Shank’s warning was ignored, and his worst fears came to pass.
And the U.S. is still financing the jihadis in Syria. For example, the government is pushing an additional $500 million in arms to the jihadis.
We are literally bombing our own weapons.
A similar dynamic is operating in Iraq. Specifically, the U.S. is now arming the “Peshmerga” (i.e. the Kurdish soldiers).

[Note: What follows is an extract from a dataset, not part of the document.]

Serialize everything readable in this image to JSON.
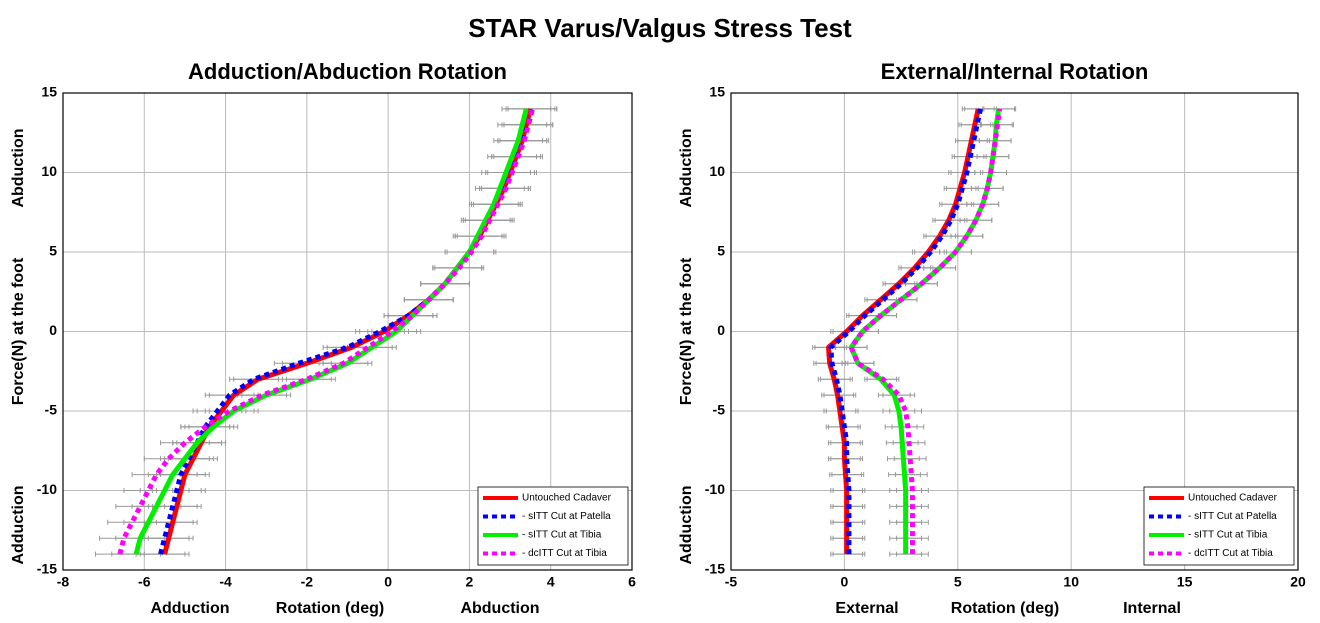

But the Wall Street Journal notes that there are reports that Peshmerga are fighting side-by-side with the PKK … a group designated as terrorists by the U.S.:
A U.S. defense official couldn’t confirm whether the meeting took place and stressed in response to reports that the PKK was fighting alongside the Peshmerga that “it’s hard to tell from Washington who’s on the front line in a Kurdish-Iraqi fight.”
The U.S. has designated the PKK a terrorist organization, and the U.S. “doesn’t do business with them,” the official added.
By arming the Peshmerga, the U.S. is also putting weapons into the hands of the PKK.
If we stop arming, funding and training terrorists, then maybe we won’t have to bomb them later.